The Freetown City Regeneration Project is a collaborative initiative between OpenStreetMap Sierra Leone, the Humanitarian OpenStreetMap Team (HOT), and the Freetown City Council (FCC) to digitize the city’s Central Business District. By leveraging high-resolution drone imagery and open-source mapping technologies, the project successfully created a comprehensive geospatial database. This resource was designed to bridge critical data gaps in urban planning, revenue generation, and environmental management, providing the city with a reliable foundation for informed decision-making.
The project’s technical execution involved a three-month field operation featuring 25 trained mappers from the council and local communities. This team utilized an advanced, integrated tech stack to document over 4,300 buildings, 1,800 commercial entities, and nearly 200 kilometers of road and drainage networks. Notably, the initiative served as a pilot for integrating mobile mapping tools with task management software, capturing thousands of street-level images to provide a ground-level view of Freetown's infrastructure.
Beyond data collection, the project’s outcomes are already being integrated into municipal services, including disaster management and waste optimization. By documenting essential water points and solid waste sites, the initiative supports the FCC’s broader regeneration strategy and taxation platforms. This successful implementation not only revitalizes the city’s property database but also establishes a scalable methodology for future large-scale mapping efforts across the region.
The project adopted an inclusive recruitment strategy, selecting 25 field mappers from the local city council, community organizations, and residents of informal settlements within the target area. Training was delivered in two distinct phases to ensure a comprehensive skill set across the entire team.

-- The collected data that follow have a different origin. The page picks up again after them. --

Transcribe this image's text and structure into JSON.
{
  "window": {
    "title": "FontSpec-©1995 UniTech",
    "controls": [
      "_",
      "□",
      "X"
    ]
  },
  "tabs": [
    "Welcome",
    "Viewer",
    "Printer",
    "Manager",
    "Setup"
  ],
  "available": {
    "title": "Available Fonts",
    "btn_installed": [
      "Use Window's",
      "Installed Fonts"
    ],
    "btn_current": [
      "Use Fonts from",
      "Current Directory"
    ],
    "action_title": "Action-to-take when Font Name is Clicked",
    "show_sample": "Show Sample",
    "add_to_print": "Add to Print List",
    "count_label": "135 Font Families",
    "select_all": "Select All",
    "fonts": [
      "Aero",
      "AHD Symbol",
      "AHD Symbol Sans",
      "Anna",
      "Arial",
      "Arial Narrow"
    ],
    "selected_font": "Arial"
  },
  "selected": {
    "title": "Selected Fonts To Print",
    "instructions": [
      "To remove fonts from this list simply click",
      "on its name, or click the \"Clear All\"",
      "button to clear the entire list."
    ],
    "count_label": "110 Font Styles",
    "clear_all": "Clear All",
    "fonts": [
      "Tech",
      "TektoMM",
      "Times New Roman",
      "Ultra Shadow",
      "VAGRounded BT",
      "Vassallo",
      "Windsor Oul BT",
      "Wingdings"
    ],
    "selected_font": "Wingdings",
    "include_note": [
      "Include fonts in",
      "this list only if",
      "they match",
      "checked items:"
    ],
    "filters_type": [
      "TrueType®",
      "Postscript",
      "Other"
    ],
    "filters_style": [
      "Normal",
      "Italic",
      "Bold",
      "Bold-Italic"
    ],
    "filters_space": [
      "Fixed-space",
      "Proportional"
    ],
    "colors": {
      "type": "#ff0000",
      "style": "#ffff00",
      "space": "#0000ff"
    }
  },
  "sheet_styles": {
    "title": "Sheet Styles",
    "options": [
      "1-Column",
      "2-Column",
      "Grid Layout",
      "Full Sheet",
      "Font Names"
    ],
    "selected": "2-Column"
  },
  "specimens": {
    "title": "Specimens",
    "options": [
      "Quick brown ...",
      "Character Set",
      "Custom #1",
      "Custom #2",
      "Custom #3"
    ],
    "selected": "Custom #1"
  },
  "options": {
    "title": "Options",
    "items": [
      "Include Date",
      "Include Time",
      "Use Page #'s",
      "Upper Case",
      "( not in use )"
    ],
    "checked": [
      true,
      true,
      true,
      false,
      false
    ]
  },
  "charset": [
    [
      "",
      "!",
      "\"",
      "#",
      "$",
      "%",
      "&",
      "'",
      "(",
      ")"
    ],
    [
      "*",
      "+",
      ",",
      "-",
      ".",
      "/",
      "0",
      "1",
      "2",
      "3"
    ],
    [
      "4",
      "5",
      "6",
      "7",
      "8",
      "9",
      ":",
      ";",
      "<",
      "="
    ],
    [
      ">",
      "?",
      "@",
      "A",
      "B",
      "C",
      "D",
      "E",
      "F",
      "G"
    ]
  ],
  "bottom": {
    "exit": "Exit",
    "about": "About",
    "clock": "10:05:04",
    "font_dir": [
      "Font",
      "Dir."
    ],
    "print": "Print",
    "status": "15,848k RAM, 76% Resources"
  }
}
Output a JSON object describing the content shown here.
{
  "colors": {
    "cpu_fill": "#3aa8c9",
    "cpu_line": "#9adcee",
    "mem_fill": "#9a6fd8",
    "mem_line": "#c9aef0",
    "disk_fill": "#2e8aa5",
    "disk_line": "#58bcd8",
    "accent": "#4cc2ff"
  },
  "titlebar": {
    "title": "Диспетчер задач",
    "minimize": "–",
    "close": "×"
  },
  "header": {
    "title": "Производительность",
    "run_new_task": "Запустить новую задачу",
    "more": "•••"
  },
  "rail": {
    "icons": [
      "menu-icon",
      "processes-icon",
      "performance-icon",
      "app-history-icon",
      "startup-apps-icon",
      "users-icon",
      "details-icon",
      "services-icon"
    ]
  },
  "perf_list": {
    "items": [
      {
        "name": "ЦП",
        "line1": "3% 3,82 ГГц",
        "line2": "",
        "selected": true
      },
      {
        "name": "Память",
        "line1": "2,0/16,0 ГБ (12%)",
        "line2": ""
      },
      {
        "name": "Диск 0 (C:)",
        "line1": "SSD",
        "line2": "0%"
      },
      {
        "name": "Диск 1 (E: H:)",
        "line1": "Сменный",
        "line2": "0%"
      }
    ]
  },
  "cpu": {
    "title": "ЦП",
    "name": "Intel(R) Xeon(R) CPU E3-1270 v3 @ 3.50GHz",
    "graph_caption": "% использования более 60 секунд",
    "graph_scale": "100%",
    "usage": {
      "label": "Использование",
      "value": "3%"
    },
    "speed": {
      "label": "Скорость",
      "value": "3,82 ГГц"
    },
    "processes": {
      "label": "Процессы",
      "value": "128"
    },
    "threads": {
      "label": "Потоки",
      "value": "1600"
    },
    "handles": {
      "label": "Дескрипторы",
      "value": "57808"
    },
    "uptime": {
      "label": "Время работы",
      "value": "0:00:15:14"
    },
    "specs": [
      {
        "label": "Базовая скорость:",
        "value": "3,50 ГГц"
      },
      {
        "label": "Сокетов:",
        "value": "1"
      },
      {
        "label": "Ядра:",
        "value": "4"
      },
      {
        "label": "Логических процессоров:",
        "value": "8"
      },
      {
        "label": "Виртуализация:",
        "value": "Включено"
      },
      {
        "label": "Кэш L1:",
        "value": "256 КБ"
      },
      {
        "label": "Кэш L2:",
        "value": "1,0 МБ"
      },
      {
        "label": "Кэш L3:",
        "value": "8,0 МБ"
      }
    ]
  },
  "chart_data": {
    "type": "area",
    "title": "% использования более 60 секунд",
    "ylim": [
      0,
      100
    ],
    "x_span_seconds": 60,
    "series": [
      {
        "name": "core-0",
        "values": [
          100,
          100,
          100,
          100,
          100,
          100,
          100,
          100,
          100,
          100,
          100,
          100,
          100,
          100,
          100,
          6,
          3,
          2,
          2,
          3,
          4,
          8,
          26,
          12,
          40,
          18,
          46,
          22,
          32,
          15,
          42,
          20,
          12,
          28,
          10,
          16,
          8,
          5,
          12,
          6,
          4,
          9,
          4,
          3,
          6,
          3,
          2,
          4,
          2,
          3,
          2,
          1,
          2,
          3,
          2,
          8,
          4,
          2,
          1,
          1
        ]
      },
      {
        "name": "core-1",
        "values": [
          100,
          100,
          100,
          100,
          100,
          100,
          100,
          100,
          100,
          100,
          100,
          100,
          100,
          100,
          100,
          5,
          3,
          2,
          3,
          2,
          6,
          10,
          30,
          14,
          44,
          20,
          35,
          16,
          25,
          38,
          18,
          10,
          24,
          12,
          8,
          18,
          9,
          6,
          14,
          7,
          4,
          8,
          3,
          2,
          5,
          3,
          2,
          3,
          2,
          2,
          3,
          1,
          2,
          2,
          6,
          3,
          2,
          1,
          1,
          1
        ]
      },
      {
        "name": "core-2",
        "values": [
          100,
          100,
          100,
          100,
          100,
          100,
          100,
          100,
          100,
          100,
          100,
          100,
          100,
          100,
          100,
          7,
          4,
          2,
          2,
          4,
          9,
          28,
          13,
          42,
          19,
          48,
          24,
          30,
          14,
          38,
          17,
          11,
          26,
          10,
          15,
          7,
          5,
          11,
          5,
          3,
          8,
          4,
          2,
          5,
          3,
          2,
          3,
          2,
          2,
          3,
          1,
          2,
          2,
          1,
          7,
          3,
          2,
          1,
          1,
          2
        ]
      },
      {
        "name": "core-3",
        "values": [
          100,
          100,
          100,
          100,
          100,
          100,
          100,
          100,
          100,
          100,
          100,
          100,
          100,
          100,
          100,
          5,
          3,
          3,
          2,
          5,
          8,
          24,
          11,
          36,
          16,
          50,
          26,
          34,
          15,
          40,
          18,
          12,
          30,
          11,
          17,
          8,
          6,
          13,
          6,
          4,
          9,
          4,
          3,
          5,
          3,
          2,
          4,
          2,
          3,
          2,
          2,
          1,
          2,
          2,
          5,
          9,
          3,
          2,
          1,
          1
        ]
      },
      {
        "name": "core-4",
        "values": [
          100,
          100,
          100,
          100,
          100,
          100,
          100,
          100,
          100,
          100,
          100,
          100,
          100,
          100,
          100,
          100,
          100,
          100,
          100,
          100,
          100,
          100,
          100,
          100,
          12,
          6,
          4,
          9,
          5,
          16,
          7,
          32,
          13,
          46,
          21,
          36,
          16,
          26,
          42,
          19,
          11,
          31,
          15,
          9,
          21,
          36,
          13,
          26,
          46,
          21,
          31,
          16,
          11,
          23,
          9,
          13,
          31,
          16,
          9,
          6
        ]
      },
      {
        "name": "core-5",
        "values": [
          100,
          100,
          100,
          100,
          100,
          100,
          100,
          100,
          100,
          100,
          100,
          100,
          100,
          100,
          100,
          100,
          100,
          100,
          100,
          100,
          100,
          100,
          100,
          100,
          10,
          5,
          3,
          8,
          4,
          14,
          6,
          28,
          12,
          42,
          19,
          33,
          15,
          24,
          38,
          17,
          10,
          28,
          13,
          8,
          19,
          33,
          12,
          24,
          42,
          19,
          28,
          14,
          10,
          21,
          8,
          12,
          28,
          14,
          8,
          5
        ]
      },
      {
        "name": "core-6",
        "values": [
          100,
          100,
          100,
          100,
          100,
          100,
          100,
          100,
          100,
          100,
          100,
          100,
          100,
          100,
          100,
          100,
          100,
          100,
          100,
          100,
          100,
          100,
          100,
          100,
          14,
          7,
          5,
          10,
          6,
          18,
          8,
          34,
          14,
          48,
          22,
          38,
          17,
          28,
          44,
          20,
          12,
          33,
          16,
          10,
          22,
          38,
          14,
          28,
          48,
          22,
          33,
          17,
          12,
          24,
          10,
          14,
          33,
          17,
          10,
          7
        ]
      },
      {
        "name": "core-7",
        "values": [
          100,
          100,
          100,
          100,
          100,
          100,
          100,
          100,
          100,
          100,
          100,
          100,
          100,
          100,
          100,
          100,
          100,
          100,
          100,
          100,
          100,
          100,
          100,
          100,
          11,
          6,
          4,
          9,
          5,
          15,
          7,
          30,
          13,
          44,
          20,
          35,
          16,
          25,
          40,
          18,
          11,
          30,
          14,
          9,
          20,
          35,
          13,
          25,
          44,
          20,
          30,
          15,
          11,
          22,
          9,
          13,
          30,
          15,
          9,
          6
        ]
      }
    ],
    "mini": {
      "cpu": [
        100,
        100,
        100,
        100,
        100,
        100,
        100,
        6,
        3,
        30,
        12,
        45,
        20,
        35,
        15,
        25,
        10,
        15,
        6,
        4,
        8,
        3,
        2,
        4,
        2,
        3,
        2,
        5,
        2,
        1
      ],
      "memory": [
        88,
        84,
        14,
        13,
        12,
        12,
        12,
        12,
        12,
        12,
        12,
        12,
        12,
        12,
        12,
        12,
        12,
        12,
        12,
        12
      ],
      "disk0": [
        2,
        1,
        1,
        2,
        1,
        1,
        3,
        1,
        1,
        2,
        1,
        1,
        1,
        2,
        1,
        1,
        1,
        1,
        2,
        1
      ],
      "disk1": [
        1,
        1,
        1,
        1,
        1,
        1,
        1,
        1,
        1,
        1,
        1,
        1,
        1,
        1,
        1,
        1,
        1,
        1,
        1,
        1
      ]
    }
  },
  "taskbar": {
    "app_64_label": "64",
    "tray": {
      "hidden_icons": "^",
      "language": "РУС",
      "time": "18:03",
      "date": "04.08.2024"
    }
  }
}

The first phase focused on technical staff, providing advanced instruction in geographic information software for digitizing roads and drainage networks using high-resolution drone imagery. This also included the use of 360-degree cameras to capture street-level perspectives for comprehensive infrastructure documentation.
The second phase targeted community mappers, offering hands-on training in mobile data collection tools and field management software. This instruction emphasized the practical aspects of mapping properties, commercial points of interest, and water and sanitation facilities, with a strong focus on effective questionnaire administration and strict data quality protocols.
To ensure the project directly addressed municipal priorities, a collaborative workshop was held with departmental heads from across the council. This engaging session allowed leaders to define their specific data requirements across various sectors, including property, health, education, business, and infrastructure.
Based on these discussions, customized data models were developed for each sector and strictly validated by the relevant departments before being implemented. Additionally, departmental heads identified and recommended dedicated staff members to participate in the data collection process on a full-time basis, ensuring the project benefited from internal expertise.
The project utilized a sophisticated tech stack that combined high-resolution drone imagery with 360-degree street-level photography to create a detailed digital basemap. Data collection was managed through a phased approach—moving from a small-scale pilot to full implementation—to allow for iterative learning and tool refinement. By integrating mobile mapping software with task management platforms, the team was able to synchronize field data efficiently, though the pilot phase highlighted the critical importance of strict user permissions to protect existing data footprints.
The initiative successfully documented a massive dataset, including over 11,000 properties, 3,000 commercial points of interest, and nearly 200 kilometers of road and drainage infrastructure. To ensure the integrity of this information, a rigorous quality assurance framework was implemented. This included cross-referencing field submissions with aerial imagery and applying advanced statistical analysis to detect outliers or missing values. The result is a highly accurate, validated geodatabase ready to support urban planning and municipal services.